Others will follow from Oregon, Idaho and the rest of Washington by the end of the year, when NOAA Fisheries will roll them into its own comprehensive plan, including dam operations on the Columbia and Snake rivers, said NOAA Fisheries spokesman Brian Gorman. Plans are to be final by next year.

“This really does mark a turning point in the story of salmon management in the Northwest,” said Rob Masonis, Northwest regional director for American Rivers, a conservation group. “For a long time, we’ve been focused on preventing stocks from going extinct. Now we are talking about trying to recover abundant populations that are fishable.”

Save Our Salmon, another conservation group, said in a release that since 2001, most runs of wild salmon in the Columbia Basin have been in decline.

This year, overall salmon returns counted at Bonneville Dam on the Columbia River have been dramatically down, with no clear reason why.

The draft plan was produced by the Lower Columbia Fish Recovery Board over the past 3 1/2 years at a cost of $1.2 million, said Jeff Breckel, executive director of the group. The group was created by the Washington Legislature in 1998 as a pilot project and includes representatives of local governments, the Cowlitz Tribe, private property openers, environmentalists and others.

The decline of salmon runs up and down the West Coast came under a spotlight in 1991, when the American Fisheries Society put out a report declaring 214 runs in danger of extinction. In the years that followed, a total of 25 runs on the West Coast, including the 12 in the Columbia Basin, were listed as threatened or endangered by NOAA Fisheries.

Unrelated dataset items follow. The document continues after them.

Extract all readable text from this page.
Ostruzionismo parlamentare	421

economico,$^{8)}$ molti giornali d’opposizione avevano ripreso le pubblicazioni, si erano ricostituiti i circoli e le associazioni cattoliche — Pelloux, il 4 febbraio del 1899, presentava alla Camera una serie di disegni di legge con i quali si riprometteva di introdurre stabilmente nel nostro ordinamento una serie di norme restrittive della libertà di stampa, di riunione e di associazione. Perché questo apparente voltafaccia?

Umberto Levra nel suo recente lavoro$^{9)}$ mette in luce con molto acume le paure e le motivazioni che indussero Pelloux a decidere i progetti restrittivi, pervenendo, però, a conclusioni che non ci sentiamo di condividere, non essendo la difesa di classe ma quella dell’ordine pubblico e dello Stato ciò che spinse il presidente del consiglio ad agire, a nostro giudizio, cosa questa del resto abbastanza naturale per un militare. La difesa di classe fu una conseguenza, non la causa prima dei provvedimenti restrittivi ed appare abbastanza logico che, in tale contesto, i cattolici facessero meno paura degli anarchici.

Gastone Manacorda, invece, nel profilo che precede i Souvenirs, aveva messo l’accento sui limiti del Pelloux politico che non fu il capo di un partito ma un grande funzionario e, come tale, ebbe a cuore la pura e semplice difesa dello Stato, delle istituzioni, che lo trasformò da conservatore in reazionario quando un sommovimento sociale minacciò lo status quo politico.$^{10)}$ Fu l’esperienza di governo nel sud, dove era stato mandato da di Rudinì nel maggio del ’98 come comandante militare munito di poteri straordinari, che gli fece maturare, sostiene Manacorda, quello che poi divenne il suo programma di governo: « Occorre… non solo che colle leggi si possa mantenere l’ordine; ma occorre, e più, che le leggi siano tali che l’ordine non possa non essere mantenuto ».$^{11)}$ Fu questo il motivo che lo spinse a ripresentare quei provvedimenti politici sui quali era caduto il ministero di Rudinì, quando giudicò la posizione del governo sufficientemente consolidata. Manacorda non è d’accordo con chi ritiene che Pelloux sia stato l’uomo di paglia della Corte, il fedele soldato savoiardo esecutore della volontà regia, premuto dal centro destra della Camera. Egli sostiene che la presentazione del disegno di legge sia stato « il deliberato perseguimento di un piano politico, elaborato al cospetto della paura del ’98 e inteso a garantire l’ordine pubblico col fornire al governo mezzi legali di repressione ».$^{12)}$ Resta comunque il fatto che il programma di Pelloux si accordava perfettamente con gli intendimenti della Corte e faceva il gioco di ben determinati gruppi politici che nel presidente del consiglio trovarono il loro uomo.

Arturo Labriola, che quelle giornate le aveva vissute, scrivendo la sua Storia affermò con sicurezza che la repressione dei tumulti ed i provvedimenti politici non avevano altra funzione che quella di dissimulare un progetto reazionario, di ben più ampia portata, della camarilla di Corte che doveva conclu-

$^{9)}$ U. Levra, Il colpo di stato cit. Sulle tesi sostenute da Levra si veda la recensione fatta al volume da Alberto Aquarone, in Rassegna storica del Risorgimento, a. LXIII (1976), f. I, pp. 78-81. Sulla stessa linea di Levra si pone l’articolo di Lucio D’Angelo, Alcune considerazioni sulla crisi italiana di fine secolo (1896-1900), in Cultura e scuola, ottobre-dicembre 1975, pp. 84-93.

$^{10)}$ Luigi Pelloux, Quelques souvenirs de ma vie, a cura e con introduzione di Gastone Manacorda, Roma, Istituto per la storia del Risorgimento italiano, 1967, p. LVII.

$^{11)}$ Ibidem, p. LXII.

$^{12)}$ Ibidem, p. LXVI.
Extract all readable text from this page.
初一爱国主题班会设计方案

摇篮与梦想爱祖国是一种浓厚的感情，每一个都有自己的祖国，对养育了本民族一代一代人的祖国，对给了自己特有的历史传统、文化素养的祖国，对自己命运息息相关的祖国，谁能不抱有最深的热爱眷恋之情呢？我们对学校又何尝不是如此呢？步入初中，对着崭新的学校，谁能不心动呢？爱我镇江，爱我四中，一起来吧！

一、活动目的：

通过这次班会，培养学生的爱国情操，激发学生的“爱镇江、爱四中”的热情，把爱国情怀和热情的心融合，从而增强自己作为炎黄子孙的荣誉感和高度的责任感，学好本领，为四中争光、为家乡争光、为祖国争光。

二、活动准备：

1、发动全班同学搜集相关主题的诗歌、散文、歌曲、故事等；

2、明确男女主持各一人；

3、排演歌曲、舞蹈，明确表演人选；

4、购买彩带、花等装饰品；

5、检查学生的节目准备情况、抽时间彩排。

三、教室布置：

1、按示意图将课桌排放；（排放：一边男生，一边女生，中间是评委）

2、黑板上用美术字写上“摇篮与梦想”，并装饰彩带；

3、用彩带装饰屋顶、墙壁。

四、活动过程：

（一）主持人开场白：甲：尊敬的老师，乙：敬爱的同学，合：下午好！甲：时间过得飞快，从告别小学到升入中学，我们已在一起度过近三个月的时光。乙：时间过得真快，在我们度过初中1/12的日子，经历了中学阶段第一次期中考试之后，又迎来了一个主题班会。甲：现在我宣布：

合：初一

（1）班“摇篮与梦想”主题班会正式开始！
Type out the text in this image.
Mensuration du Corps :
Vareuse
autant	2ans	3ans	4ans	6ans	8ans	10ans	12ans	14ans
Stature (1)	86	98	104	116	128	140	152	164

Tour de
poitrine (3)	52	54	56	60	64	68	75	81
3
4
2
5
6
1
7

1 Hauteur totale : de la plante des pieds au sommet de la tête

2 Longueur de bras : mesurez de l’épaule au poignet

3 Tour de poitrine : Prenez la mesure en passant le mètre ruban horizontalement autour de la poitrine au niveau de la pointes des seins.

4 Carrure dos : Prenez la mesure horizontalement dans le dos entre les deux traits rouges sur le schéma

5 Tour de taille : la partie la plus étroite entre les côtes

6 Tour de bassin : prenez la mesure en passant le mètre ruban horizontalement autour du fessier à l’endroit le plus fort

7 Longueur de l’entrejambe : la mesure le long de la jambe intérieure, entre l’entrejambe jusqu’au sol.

Scientists figure between 30 percent and 50 percent of salmon habitat has been lost to logging, agriculture, dams and urban development over the past 150 years, said Elizabeth Gaar, chief of NOAA Fisheries’ salmon recovery branch.

Lohn estimated that the overall job of restoring dwindling salmon runs, from habitat projects in streams to major hydroelectric dam operations, is about a third completed.